OSHA: Workplace welding fumes excessive

Among other allegations, OSHA said the firm allowed welding fumes to exceed permitted levels, did not provide respirators when needed, and failed to take steps to prevent machines from starting accidentally.

OSHA previously cited the firm for safety violations in 2010 and 2015.

The Labor Department agency proposed penalties of about $498,500 for 21 violations, including three that were considered willful.

The company has a 15-day period to contest OSHA’s findings.

Vernon and Shirley Hill sued over retirement-plan investments

Separately, the Labor Department said the Hills, who were fiduciaries for the InterArch fund, invested its assets "in an undiversified manner in two companies in which (they) had significant ties."

The consent judgment required InterArch and the Hills to pay $1.8 million to plan participants and almost $185,000 in penalties to resolve a lawsuit brought by the Labor Department.

The lawsuit asserted the Hills invested nearly 70 percent of the plans assets in the stock of London-based Metro Bank, which Vernon Hill cofounded in 2010. It said a sharp drop in the stock's value caused the plan to lose millions of dollars in value.
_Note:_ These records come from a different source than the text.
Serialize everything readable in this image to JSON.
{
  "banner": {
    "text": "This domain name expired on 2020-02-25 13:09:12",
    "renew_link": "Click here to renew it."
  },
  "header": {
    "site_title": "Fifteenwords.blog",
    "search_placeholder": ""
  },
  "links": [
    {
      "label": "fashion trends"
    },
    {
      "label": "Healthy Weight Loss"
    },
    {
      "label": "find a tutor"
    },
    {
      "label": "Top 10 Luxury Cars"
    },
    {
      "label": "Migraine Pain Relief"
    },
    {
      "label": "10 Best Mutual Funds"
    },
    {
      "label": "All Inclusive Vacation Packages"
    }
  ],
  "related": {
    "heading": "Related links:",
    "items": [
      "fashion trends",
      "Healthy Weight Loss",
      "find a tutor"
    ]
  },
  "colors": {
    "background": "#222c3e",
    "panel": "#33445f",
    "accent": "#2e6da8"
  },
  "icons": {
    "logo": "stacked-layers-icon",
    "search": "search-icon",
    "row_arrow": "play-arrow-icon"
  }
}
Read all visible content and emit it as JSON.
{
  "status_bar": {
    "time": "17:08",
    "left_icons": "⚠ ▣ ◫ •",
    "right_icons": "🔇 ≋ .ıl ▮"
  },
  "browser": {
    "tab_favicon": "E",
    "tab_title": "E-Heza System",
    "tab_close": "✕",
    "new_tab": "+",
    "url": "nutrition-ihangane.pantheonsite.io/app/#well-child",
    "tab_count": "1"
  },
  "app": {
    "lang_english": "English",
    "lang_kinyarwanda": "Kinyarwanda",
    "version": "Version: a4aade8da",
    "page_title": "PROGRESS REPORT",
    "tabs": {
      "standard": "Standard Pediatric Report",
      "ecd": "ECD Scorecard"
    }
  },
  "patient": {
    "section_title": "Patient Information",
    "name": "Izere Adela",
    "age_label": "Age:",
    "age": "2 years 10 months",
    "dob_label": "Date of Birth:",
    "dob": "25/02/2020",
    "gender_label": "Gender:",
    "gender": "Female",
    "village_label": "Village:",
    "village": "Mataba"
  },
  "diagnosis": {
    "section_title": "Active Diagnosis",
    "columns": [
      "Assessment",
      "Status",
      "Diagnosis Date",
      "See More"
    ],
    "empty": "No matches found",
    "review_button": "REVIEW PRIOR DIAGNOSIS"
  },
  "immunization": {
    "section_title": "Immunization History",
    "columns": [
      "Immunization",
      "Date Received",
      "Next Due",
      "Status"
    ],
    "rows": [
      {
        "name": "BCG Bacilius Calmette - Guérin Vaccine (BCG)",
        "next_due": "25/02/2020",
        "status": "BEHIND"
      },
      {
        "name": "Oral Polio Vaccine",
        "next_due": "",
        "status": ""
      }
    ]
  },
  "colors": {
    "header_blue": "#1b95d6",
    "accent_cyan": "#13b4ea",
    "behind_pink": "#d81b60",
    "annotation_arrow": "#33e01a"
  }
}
It said they also invested at least 13 percent of the plan's assets in Republic First Bancorp Inc., a Philadelphia bank firm led by Vernon Hill from 2008 until last year.

Fiduciaries are barred from using plan assets for their own interests, Cristina O'Brien, an EBSA administrator, said in announcing the September 2020 consent order.

The undiversified investments were made from at least August 2016 through the plan June 2020 termination.

The Hills agreed to the case's resolution "without contest," the consent order says.

The Hills and InterArch Inc. also agreed in December 2022 to pay about $1.5 million to settle a class-action lawsuit brought on behalf of profit-sharing plan participants.

An attorney for the Hills could not be reached for comment.